Am I missing something here, I assume that OP who joined in May 07 found this offer somewhere and has copied it in here as a bargain?  maybe I'm wrong?


----------



## amgd28 (11 Mar 2009)

A tirade against advertising from the poster who set up a thread to advertise Ryanair?


----------



## ney001 (11 Mar 2009)

Smashbox said:


> No way! Thats seriously crap though. They get to over 100 points just to post that in here? Very tactful!



Yep they have bided their time for nearly two years on aam just to post that advert! clever if you think about it!


----------



## chrisboy (11 Mar 2009)

What sort of prices are we talking about for these tiles? Have you any pics of them and how many styles have you got? Thinkin of getting the kitchen re-done..


----------



## Smashbox (11 Mar 2009)

Well from what I have read, your not allowed to advertise yourself. Hence my reply.

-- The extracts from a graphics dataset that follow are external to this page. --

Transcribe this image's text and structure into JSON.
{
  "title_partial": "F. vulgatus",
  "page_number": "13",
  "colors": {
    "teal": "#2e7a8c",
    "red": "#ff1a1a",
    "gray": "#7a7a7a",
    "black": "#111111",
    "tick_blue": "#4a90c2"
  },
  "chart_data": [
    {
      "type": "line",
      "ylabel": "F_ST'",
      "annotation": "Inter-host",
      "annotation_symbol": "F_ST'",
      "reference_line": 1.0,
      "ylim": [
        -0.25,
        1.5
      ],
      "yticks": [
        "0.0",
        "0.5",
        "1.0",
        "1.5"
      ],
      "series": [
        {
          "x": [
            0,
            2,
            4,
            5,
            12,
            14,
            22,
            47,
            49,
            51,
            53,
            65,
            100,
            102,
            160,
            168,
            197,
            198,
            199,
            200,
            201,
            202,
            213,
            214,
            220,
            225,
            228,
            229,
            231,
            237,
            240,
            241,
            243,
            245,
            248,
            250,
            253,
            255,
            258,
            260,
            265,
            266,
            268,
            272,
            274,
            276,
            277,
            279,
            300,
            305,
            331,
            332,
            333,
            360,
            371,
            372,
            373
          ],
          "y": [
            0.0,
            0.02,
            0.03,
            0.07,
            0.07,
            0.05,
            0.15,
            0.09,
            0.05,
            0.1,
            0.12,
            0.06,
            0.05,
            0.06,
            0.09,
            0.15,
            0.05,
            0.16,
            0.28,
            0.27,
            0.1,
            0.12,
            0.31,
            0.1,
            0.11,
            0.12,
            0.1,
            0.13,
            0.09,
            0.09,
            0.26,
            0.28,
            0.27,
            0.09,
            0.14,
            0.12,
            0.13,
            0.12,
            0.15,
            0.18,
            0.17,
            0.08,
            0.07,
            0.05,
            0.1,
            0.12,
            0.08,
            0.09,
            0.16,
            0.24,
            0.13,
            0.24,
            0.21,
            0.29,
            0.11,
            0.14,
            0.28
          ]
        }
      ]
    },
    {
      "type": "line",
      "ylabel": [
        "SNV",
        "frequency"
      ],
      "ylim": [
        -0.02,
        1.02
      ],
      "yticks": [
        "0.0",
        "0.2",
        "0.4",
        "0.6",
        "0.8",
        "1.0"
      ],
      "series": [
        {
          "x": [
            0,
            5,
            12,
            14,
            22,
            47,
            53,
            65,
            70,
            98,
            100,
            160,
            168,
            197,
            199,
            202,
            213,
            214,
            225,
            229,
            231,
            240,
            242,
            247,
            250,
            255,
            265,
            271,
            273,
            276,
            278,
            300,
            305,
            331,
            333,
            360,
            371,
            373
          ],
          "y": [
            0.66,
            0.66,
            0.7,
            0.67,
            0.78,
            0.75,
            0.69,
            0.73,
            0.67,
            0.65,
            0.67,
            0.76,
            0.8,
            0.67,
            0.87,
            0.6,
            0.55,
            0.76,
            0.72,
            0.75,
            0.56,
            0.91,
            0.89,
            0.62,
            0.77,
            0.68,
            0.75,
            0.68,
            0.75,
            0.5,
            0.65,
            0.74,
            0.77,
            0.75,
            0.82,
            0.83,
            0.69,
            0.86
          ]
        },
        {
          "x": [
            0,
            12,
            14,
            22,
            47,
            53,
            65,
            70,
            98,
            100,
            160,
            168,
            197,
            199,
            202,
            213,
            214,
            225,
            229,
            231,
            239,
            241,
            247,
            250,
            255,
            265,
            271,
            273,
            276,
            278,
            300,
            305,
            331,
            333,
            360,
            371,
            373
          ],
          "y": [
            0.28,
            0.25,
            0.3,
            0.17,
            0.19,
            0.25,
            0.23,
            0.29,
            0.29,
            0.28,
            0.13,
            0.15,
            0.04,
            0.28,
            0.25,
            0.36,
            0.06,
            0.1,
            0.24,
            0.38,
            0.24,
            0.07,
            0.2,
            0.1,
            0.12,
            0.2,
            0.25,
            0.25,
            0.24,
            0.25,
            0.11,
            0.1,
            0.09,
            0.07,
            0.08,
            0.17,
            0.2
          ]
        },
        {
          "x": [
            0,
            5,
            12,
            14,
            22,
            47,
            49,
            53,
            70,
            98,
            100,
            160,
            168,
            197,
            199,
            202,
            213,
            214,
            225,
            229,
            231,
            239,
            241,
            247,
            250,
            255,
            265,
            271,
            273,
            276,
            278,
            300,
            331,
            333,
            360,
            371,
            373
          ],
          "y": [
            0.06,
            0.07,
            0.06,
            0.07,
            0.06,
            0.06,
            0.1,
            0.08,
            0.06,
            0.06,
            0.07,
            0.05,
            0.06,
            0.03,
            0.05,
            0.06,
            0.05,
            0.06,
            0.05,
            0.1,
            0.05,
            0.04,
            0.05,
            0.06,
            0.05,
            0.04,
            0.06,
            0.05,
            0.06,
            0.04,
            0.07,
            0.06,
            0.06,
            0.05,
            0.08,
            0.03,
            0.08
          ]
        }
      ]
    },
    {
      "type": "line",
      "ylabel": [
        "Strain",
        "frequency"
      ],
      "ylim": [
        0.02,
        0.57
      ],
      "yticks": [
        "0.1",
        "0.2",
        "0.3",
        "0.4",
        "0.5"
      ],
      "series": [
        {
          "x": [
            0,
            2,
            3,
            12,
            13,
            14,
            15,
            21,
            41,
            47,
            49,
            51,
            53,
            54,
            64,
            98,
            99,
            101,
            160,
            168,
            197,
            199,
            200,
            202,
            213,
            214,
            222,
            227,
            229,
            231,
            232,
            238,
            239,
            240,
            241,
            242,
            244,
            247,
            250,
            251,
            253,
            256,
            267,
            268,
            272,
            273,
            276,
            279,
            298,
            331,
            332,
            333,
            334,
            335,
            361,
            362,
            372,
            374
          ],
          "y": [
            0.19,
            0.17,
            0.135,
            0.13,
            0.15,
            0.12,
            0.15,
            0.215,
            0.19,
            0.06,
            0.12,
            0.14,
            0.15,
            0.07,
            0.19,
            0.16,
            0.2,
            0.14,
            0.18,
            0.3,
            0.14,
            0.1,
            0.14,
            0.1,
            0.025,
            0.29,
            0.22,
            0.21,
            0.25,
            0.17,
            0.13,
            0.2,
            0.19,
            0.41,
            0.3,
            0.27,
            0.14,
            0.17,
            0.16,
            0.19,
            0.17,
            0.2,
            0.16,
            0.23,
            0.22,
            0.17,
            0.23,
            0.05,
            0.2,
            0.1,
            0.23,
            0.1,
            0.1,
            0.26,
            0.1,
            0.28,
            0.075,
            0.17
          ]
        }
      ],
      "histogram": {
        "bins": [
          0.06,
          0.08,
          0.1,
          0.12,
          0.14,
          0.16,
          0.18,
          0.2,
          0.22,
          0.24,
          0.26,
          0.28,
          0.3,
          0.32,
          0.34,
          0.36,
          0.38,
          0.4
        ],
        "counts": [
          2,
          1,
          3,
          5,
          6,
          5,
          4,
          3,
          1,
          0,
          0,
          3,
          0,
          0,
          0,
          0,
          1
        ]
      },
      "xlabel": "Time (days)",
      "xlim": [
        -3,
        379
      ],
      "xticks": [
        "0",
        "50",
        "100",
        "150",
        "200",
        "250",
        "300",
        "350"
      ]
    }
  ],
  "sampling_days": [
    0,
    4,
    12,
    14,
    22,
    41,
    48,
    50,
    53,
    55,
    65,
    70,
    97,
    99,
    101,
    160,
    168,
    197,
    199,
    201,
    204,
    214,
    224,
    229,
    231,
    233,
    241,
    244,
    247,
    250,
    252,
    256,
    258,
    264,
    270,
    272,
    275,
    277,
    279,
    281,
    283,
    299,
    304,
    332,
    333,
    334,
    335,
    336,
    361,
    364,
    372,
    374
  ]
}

As for the Ryanair thing.. this is a sales forum, is it not?


----------



## GeneralZod (11 Mar 2009)

gabsdot said:


> Who wants free fitting with their new TILES , WE HAVE SOME STOCK THAT WERE TRYING TO TURN INTO CASH, SO WERE OFFERING TO FIT IT FOR FREE, YES *FREE* anyone in the market for tiles or bathrooms give



What's the story gabsdot?  

A frequent poster with 110 posts spamming. You really should know better.


----------



## PaddyBloggit (11 Mar 2009)

Seems to be a straight forward case of self-advertising here.


----------



## GeneralZod (11 Mar 2009)

Hi gabsdot,
Sorry for slapping you down then. There's no indication in that post that you are not the Alan mentioned. You need to make it clear that you've no connection or it will be assumed to be advertising. Unfortunately that post looked just like a lot of real spam we get.
Regards,
GeneralZod


----------



## gabsdot (12 Mar 2009)

Just to clarify. I'm just a customer who has availed of this offer and thought it was a good one to pass on to others in the Sales and Bargains section. 

I'm nothing to do with the tile company. 

I just copied the message I originally got from the guy.


----------



## chrisboy (12 Mar 2009)

gabsdot said:


> Just to clarify. I'm just a customer who has availed of this offer and thought it was a good one to pass on to others in the Sales and Bargains section.
> 
> I'm nothing to do with the tile company.
> 
> I just copied the message I originally got from the guy.




What tile company was it?


----------



## Smashbox (12 Mar 2009)

gabsdot said:


> I just copied the message I originally got from the guy.


 
Was it a message on AAM?!


----------